Сокол с сожалением покачал головой.
— Можете ли вы представить себе, что вас пометят таким клеймом на всю оставшуюся жизнь?
Лев резко выдохнул:
— Иногда мне снятся кошмары, что это досталось мне.
Последовал затянувшийся момент сочувствия. Затем двое мужчин явно отбросили эту завесу.
— Ну, я предполагаю, что это приводит нас к закрытию собрания. — Сокол встал и одним точным движением одернул свой жилет. Лев, который тяготел к постоянному беспорядку, не затруднил себя этим.
— Я слышал, вы собираетесь жениться, — сказал Сокол, когда они двинулись к двери. — Могу я принести свои поздравления?
— Спасибо. Она прелестная девушка, хорошо воспитанная и скромная. Однажды она станет отличной леди Гринли.

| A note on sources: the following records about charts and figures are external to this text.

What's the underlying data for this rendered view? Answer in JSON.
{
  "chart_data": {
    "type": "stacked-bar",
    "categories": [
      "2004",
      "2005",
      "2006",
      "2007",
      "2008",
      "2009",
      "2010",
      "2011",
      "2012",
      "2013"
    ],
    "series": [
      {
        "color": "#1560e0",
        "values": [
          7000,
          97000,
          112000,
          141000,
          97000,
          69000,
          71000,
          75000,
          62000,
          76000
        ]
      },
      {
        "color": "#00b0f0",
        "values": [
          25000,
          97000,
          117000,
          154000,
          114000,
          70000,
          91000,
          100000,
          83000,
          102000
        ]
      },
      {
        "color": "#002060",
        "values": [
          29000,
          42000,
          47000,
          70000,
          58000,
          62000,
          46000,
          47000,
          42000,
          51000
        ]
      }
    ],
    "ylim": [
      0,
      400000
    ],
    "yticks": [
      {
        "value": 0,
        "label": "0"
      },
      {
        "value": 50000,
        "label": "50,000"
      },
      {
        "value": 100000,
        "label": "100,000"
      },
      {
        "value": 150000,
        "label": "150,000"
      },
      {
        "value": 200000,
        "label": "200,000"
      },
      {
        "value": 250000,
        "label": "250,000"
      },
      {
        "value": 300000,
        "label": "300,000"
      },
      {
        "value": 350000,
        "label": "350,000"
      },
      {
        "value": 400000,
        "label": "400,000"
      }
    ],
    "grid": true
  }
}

Сокол бросил взгляд на своего компаньона:
— Значит, это брак по любви?
Но Лев не был одурачен его беспечным тоном.
— Не бойтесь. Я не собираюсь влюбляться и раскрывать все наши секреты на подушке. Она просто привлекательная девушка, которая подарит мне наследника, — он засунул руку в карман за еще одной сигарой. — Вы должны задуматься о женитьбе. Знаете, это только поможет улучшить вашу маскировку. Вы начинаете выглядеть слишком интригующей загадкой для лондонских леди.

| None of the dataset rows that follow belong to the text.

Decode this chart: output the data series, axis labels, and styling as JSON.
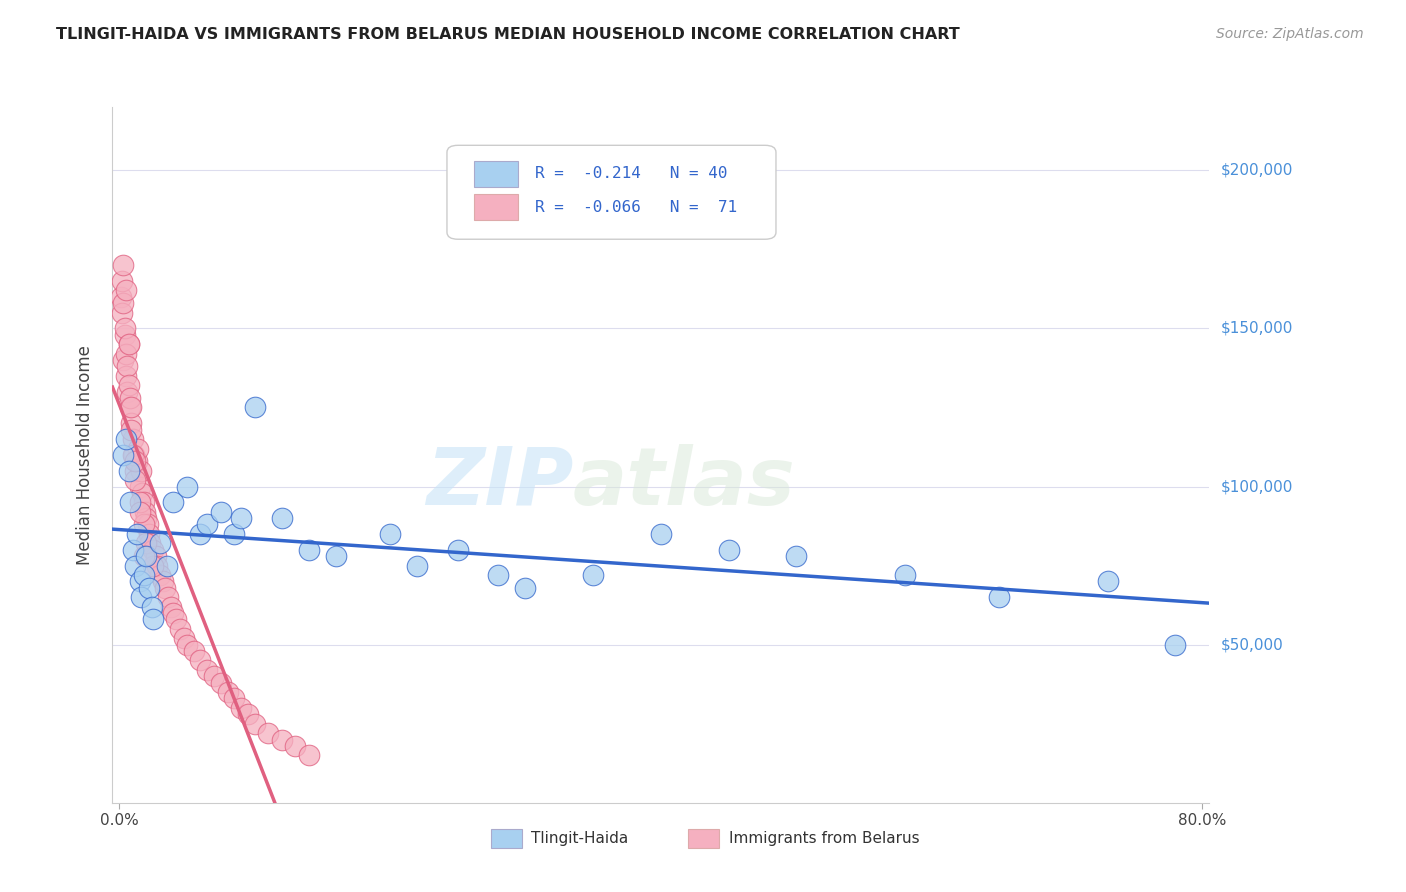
{
  "title": "TLINGIT-HAIDA VS IMMIGRANTS FROM BELARUS MEDIAN HOUSEHOLD INCOME CORRELATION CHART",
  "source": "Source: ZipAtlas.com",
  "ylabel": "Median Household Income",
  "y_ticks": [
    50000,
    100000,
    150000,
    200000
  ],
  "y_tick_labels": [
    "$50,000",
    "$100,000",
    "$150,000",
    "$200,000"
  ],
  "xlim": [
    0.0,
    0.8
  ],
  "ylim": [
    0,
    220000
  ],
  "color_blue": "#A8D0F0",
  "color_pink": "#F5B0C0",
  "line_blue": "#3366CC",
  "line_pink": "#E06080",
  "line_dashed_color": "#CCCCDD",
  "watermark_zip": "ZIP",
  "watermark_atlas": "atlas",
  "tlingit_x": [
    0.003,
    0.005,
    0.007,
    0.008,
    0.01,
    0.012,
    0.013,
    0.015,
    0.016,
    0.018,
    0.02,
    0.022,
    0.024,
    0.025,
    0.03,
    0.035,
    0.04,
    0.05,
    0.06,
    0.065,
    0.075,
    0.085,
    0.09,
    0.1,
    0.12,
    0.14,
    0.16,
    0.2,
    0.22,
    0.25,
    0.28,
    0.3,
    0.35,
    0.4,
    0.45,
    0.5,
    0.58,
    0.65,
    0.73,
    0.78
  ],
  "tlingit_y": [
    110000,
    115000,
    105000,
    95000,
    80000,
    75000,
    85000,
    70000,
    65000,
    72000,
    78000,
    68000,
    62000,
    58000,
    82000,
    75000,
    95000,
    100000,
    85000,
    88000,
    92000,
    85000,
    90000,
    125000,
    90000,
    80000,
    78000,
    85000,
    75000,
    80000,
    72000,
    68000,
    72000,
    85000,
    80000,
    78000,
    72000,
    65000,
    70000,
    50000
  ],
  "belarus_x": [
    0.001,
    0.002,
    0.003,
    0.004,
    0.005,
    0.006,
    0.007,
    0.008,
    0.009,
    0.01,
    0.011,
    0.012,
    0.013,
    0.014,
    0.015,
    0.016,
    0.017,
    0.018,
    0.019,
    0.02,
    0.021,
    0.022,
    0.023,
    0.025,
    0.027,
    0.028,
    0.03,
    0.032,
    0.034,
    0.036,
    0.038,
    0.04,
    0.042,
    0.045,
    0.048,
    0.05,
    0.055,
    0.06,
    0.065,
    0.07,
    0.075,
    0.08,
    0.085,
    0.09,
    0.095,
    0.1,
    0.11,
    0.12,
    0.13,
    0.14,
    0.002,
    0.003,
    0.004,
    0.005,
    0.006,
    0.007,
    0.008,
    0.009,
    0.01,
    0.012,
    0.015,
    0.018,
    0.02,
    0.025,
    0.003,
    0.005,
    0.007,
    0.009,
    0.012,
    0.015,
    0.018
  ],
  "belarus_y": [
    160000,
    155000,
    140000,
    148000,
    135000,
    130000,
    145000,
    125000,
    120000,
    115000,
    110000,
    105000,
    108000,
    112000,
    100000,
    105000,
    98000,
    95000,
    92000,
    90000,
    88000,
    85000,
    82000,
    80000,
    78000,
    75000,
    72000,
    70000,
    68000,
    65000,
    62000,
    60000,
    58000,
    55000,
    52000,
    50000,
    48000,
    45000,
    42000,
    40000,
    38000,
    35000,
    33000,
    30000,
    28000,
    25000,
    22000,
    20000,
    18000,
    15000,
    165000,
    158000,
    150000,
    142000,
    138000,
    132000,
    128000,
    118000,
    110000,
    102000,
    95000,
    88000,
    82000,
    75000,
    170000,
    162000,
    145000,
    125000,
    108000,
    92000,
    78000
  ]
}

Сокол ответил ему многострадальным взглядом.
— Спасибо, но я скорее воздержусь. Обязанности Сокола не делают меня хорошим супругом. Почему я должен хотеть взвалить это на невинную женщину?
Лев выглядел задумчивым.
— В самом деле, почему?
— Как вы полагаете, Кобра когда-нибудь женится?
Лев покачал головой.
— Я бы сказал, что это сомнительно. В конце концов, какая женщина, обладающая чувством собственного достоинства, свяжет себя браком с человеком, которого публично заклеймили как предателя? — он потянулся к задвижке древней дубовой двери. — Бедняга.

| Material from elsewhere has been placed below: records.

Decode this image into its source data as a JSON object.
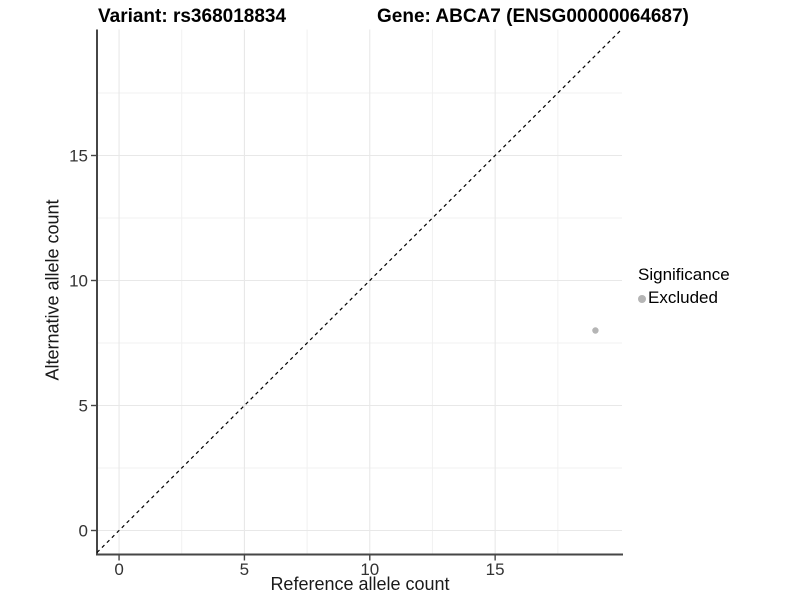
{
  "header": {
    "variant_title": "Variant: rs368018834",
    "gene_title": "Gene: ABCA7 (ENSG00000064687)"
  },
  "axes": {
    "x_label": "Reference allele count",
    "y_label": "Alternative allele count"
  },
  "legend": {
    "title": "Significance",
    "items": [
      {
        "label": "Excluded",
        "color": "#b5b5b5"
      }
    ]
  },
  "chart_data": {
    "type": "scatter",
    "title": "Variant: rs368018834   Gene: ABCA7 (ENSG00000064687)",
    "xlabel": "Reference allele count",
    "ylabel": "Alternative allele count",
    "xlim": [
      -0.88,
      20.06
    ],
    "ylim": [
      -0.96,
      20.04
    ],
    "x_breaks": [
      0,
      5,
      10,
      15
    ],
    "y_breaks": [
      0,
      5,
      10,
      15
    ],
    "x_minor_breaks": [
      2.5,
      7.5,
      12.5,
      17.5
    ],
    "y_minor_breaks": [
      2.5,
      7.5,
      12.5,
      17.5
    ],
    "grid": true,
    "legend_position": "right",
    "series": [
      {
        "name": "Excluded",
        "color": "#b5b5b5",
        "points": [
          {
            "x": 19,
            "y": 8
          }
        ]
      }
    ],
    "point_radius": 3.2,
    "reference_line": {
      "slope": 1,
      "intercept": 0,
      "style": "dashed",
      "color": "#000000"
    },
    "style": {
      "grid_major_color": "#e8e8e8",
      "grid_minor_color": "#f1f1f1",
      "axis_line_color": "#464646",
      "tick_label_color": "#333333",
      "tick_label_size": 17
    }
  }
}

Кто-то наступил Натаниэлю на голову. Очевидно, по его голове топтались в течение нескольких часов, потому что каждый звук отзывался в его мозгу с давно привычным ощущением.
Он попытался перекатить свою голову в сторону от боли, только для того, чтобы его пронзило острие самой настоящей агонии, промчавшейся через его череп. Его глаза открылись в ответ на эту боль, затем снова закрылись от ярко блестящего рассвета.
Рассвет?
Натаниэль попробовал поднять обе руки к своей больной голове, но только одна его рука повиновалась ему. Другая была холодной, онемевшей и придавлена каким-то неподвижным грузом.
Теперь уже совершенно очнувшись, он оставался неподвижным, оценивая свои возможности. Он лежал на спине, одна его рука была придавлена, с раскалывающейся головой, на воздухе в утренней росе.